The study takes a closer look at what the public believes about three test score gaps, including Black-White, Hispanic-White, and poor-wealthy. The authors test for differences through the random assignment of questions to survey respondents pertaining to one of the gaps. Responses were then compared across groups in an effort to explore whether policymakers may see varying levels of public support for different gaps. A large national sampling was used for the study.
Findings suggest strong evidence to support the idea that the American public has stronger support for wealth-based test score gaps than either race or ethnicity-based gaps.
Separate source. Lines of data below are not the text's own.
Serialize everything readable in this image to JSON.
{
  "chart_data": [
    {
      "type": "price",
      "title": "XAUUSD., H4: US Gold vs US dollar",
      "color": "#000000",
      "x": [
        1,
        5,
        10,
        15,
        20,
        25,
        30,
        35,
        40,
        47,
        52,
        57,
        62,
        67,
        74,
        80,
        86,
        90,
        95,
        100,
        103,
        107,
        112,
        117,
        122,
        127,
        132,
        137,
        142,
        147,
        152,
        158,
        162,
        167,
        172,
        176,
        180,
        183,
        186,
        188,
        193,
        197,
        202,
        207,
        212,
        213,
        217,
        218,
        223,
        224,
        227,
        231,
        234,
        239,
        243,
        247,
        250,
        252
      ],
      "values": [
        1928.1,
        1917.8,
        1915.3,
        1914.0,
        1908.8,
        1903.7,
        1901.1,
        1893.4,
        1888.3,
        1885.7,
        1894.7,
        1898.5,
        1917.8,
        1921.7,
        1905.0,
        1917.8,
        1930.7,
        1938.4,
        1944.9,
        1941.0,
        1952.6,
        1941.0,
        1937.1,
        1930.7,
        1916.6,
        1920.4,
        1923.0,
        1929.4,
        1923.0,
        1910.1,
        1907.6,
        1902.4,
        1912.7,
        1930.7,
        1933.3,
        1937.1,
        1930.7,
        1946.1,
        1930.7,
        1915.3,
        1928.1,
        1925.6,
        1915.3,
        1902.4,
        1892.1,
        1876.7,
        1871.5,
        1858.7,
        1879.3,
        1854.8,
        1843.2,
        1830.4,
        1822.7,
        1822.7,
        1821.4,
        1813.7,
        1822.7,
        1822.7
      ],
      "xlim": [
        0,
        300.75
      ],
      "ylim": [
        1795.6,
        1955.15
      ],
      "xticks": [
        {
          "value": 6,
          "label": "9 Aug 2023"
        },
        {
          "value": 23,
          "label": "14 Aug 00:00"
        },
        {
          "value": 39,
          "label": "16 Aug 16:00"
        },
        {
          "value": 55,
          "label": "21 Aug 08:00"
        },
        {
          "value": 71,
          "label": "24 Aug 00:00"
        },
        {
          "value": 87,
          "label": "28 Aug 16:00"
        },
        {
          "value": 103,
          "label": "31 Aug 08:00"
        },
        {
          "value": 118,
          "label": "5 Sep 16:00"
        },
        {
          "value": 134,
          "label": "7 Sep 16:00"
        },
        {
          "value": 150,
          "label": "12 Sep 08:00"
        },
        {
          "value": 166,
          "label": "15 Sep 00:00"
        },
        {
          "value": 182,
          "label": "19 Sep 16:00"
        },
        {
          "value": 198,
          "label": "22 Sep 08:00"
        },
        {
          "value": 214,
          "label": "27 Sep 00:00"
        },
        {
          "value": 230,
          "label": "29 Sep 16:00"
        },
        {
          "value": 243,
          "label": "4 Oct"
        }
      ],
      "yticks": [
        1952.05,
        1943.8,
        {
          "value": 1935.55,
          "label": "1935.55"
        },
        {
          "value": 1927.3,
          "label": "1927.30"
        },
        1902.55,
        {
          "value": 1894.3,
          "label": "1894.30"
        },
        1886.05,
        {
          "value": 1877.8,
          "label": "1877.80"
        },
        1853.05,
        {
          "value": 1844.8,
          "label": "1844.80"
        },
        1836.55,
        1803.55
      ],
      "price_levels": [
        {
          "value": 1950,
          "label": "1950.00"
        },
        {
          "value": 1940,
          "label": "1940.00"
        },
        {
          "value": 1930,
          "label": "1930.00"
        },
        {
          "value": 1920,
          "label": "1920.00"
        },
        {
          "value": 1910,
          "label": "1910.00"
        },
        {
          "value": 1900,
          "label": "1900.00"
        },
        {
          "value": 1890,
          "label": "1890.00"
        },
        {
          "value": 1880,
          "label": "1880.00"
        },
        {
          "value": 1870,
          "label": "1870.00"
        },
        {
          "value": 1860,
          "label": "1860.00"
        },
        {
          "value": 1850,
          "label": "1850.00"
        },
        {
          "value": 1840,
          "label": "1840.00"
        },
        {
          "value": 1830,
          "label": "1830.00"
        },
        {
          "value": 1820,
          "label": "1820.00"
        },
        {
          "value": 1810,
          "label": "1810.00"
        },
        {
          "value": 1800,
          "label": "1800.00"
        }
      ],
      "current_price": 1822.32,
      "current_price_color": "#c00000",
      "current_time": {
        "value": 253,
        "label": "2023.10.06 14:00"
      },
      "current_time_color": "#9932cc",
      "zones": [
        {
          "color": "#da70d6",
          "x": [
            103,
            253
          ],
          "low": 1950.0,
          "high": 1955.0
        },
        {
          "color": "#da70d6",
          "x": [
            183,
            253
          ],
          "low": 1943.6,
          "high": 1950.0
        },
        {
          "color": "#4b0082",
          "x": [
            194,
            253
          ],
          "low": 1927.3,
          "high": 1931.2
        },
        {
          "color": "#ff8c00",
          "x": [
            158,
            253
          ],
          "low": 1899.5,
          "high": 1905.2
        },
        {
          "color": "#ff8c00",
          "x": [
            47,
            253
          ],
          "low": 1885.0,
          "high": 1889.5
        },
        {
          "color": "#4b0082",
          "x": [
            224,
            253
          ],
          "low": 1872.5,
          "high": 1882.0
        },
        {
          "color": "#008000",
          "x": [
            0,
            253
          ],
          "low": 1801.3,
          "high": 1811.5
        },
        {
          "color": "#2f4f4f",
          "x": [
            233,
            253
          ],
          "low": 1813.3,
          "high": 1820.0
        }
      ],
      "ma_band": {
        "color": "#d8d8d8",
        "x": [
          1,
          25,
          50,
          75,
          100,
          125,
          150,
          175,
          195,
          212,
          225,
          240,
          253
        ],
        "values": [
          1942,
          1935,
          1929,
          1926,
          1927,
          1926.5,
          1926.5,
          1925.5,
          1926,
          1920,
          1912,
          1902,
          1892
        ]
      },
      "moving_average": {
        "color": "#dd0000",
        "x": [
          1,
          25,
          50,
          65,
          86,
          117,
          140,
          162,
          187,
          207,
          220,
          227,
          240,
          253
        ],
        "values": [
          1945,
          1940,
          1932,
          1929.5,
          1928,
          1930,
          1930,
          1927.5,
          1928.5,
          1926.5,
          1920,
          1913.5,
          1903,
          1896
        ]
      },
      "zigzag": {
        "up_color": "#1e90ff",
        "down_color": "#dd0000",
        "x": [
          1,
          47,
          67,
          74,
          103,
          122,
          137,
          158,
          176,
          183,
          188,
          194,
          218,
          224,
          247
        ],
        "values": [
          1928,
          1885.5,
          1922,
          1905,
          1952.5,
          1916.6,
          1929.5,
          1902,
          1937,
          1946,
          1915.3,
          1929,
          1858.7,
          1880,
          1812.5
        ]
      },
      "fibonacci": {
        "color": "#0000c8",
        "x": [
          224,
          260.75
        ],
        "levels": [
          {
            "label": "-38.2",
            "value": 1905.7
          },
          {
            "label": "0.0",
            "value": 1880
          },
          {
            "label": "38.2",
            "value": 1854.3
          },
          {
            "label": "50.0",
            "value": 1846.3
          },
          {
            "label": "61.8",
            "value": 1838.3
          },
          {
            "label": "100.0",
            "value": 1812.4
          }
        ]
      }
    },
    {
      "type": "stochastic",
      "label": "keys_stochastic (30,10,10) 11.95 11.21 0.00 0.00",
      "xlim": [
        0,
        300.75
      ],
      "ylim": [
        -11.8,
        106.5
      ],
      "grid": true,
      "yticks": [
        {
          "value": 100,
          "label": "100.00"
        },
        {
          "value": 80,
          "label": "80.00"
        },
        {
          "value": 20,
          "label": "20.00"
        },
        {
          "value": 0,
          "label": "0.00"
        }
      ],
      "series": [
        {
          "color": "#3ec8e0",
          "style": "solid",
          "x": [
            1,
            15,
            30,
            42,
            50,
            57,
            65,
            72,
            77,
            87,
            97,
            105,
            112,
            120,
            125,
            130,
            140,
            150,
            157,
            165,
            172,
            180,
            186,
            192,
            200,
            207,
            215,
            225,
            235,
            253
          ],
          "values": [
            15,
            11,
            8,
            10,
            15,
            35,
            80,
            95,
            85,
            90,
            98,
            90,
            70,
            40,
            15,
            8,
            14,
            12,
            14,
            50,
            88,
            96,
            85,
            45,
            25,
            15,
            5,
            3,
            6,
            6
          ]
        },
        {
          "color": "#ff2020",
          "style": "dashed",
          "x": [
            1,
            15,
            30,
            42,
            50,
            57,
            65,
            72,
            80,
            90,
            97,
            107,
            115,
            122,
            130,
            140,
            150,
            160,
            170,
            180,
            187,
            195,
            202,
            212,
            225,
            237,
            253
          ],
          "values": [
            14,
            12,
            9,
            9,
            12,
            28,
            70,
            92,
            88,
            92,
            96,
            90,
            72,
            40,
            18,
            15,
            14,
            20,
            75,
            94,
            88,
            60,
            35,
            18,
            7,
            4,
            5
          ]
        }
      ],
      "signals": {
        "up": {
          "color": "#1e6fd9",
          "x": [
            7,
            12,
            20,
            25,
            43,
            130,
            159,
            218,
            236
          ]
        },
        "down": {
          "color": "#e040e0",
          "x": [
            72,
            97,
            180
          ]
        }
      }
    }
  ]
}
While just 36% of Americans believe the Black-White gap should be made a priority and 31% say the same for the Hispanic-White gap, 64% of Americans argue that the priority should be placed on closing the poor-wealthy test score gap.
While respondents who were high-income, low-income, and white all supported the closure of poor-wealthy gaps over the Black-White and Hispanic-White gaps, no significant differences were noted within the Black and Hispanic subgroups in terms of prioritizing wealth-based versus race and ethnicity-based gaps.
In addition, respondents were more supportive of ideas that would help to narrow the wealth-based gap over racial or ethnicity-based gaps, and were more ready to attribute these gaps to the explanations provided by the authors.
Stronger support was offered for the summer school proposal over the teacher bonus and voucher proposals, however, the authors suggest that the overall support offered for these initiatives could be due to the wording used.
The final proposal suggested the assignment of students from lower-scoring groups to the best teachers in the district. Support for this was found to be higher for other districts around the country (15%) rather than a respondent’s own district (11%). While high-income respondents were more likely to support the proposal for districts other than their own, no significant difference was found.